Ниже по реке, примотав за руки к коновязи, двое крымчаков старательно пороли плетьми голого невольника. Тот уже не вздрагивал - видать, обеспамятовал. Но татары не унимались. То ли в раж вошли, то ли норму отведенную отсчитывали. Андрей подумал, что где-то здесь, среди крымских степей точно так же могли пороть его отца, и резко отвернулся. В полон здешний попасть и врагу не пожелаешь. Весь полуостров костями русскими усыпан.
«Пленники!
–
– Василий Грязный тут где-то в почетных пленниках. Не на цепи же он сидит, если его халатами и отрезами награждают? А коли не на цепи, должен службы церковные посещать. А если так…»
Он оттолкнулся от парапета и быстрым шагом пошел от дворца прочь.

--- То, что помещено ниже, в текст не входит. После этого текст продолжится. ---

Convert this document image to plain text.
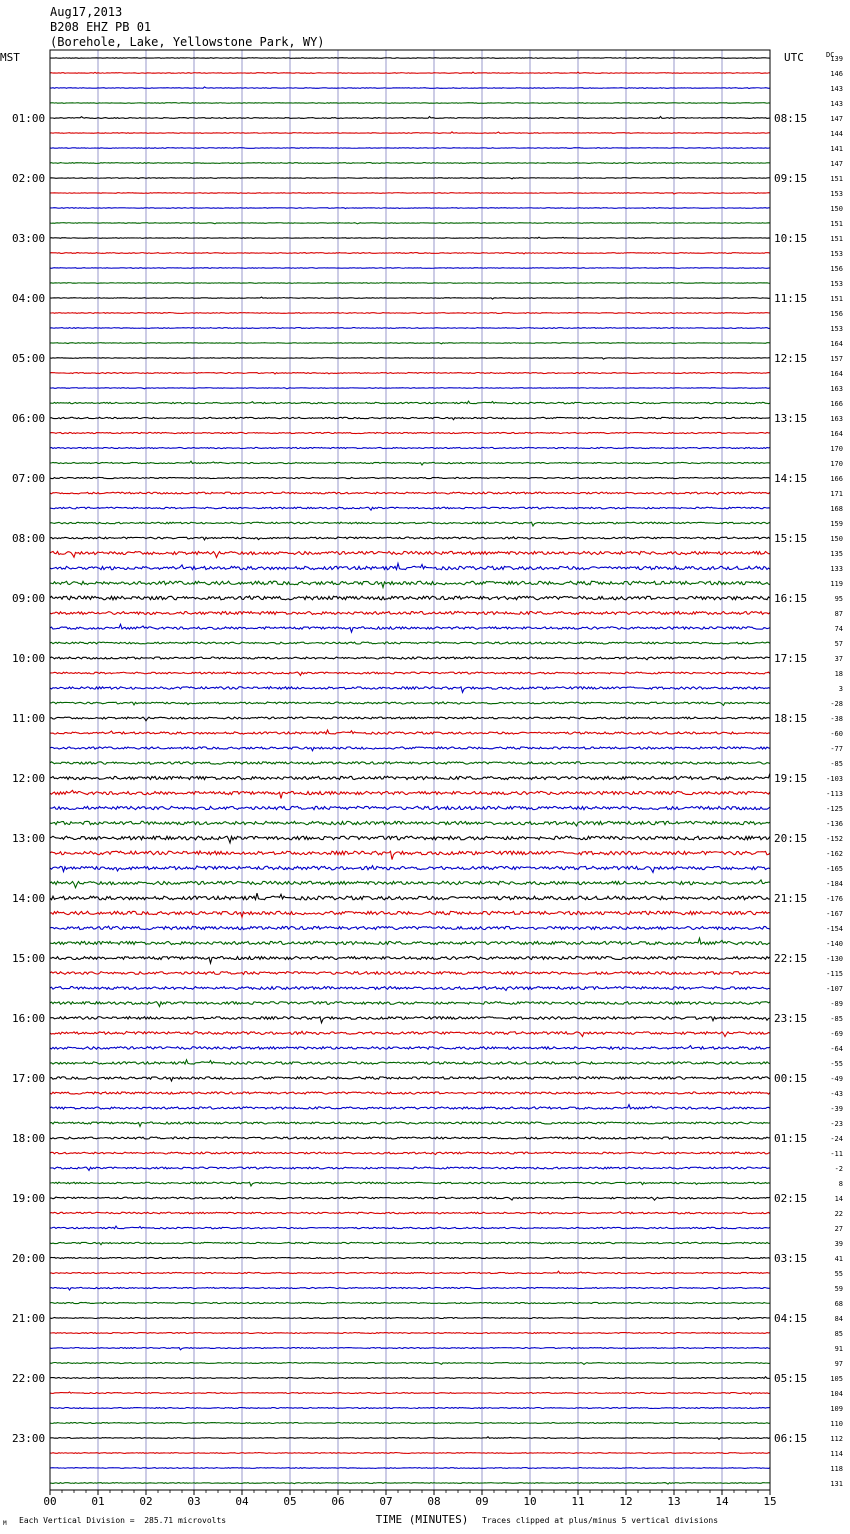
Aug17,2013
B208 EHZ PB 01
(Borehole, Lake, Yellowstone Park, WY)
MST	UTC	DC
01:00
02:00
03:00
04:00
05:00
06:00
07:00
08:00
09:00
10:00
11:00
12:00
13:00
14:00
15:00
16:00
17:00
18:00
19:00
20:00
21:00
22:00
23:00
08:15
09:15
10:15
11:15
12:15
13:15
14:15
15:15
16:15
17:15
18:15
19:15
20:15
21:15
22:15
23:15
00:15
01:15
02:15
03:15
04:15
05:15
06:15
139
146
143
143
147
144
141
147
151
153
150
151
151
153
156
153
151
156
153
164
157
164
163
166
163
164
170
170
166
171
168
159
150
135
133
119
95
87
74
57
37
18
3
-28
-38
-60
-77
-85
-103
-113
-125
-136
-152
-162
-165
-184
-176
-167
-154
-140
-130
-115
-107
-89
-85
-69
-64
-55
-49
-43
-39
-23
-24
-11
-2
8
14
22
27
39
41
55
59
68
84
85
91
97
105
104
109
110
112
114
118
131
00	01	02	03	04	05	06	07	08	09	10	11	12	13	14	15
TIME (MINUTES)
Each Vertical Division =  285.71 microvolts	Traces clipped at plus/minus 5 vertical divisions
M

Внутреннее убранство собора произвело на Андрея такое же сильное впечатление, как и само его существование в толще горы. Размерами храм ненамного превосходил обычную деревенскую церквушку - но все стены его, от пола до купола, были покрыты мелкой росписью, изображающей и деяния апостолов, и картины апокалипсиса, и страдания Христа. Иконостас был невысокий, скромный - но скромность эту ограничивала, скорее, высота потолка, не позволявшая поднять ряды образов выше двух ярусов. Сердце защемило от знакомого аромата восковых свечей, ладана, от голосов и интонаций. Словно на родную русскую землю ступил, из татарского кошмара вырвавшись. Даже батюшка ничем не отличался от того, что принимал у князя исповедь в непостижимо далекой Туле.
– Доброго тебе дня, святой отец, - подошел к нему Андрей, дождавшись, пока попик дослушает и благословит очередную прихожанку.
– Слушаю тебя, сын мой, - с готовностью сложил тот руки под нагрудным крестом.
– Нет, каяться мне пока не в чем, - мотнул головой Андрей.
– Больше месяца только и делал, что ехал от рассвета до заката, грешить в снежной степи негде.
– Пять недель к причастию не подходил?
– укоризненно ответил батюшка.
– Грех. Так и от лона церкви святой отпасть можно. Постов не соблюдал, молитвы не творил. Хоть в пути сии грехи и простительны, да покаяться в них все равно надобно.
– Для меня самым страшным грехом станет, коли боярина Василия Грязного, к которому послан, найти не смогу, святой отец, - пропустил мимо ушей бессмысленные обвинения Андрей.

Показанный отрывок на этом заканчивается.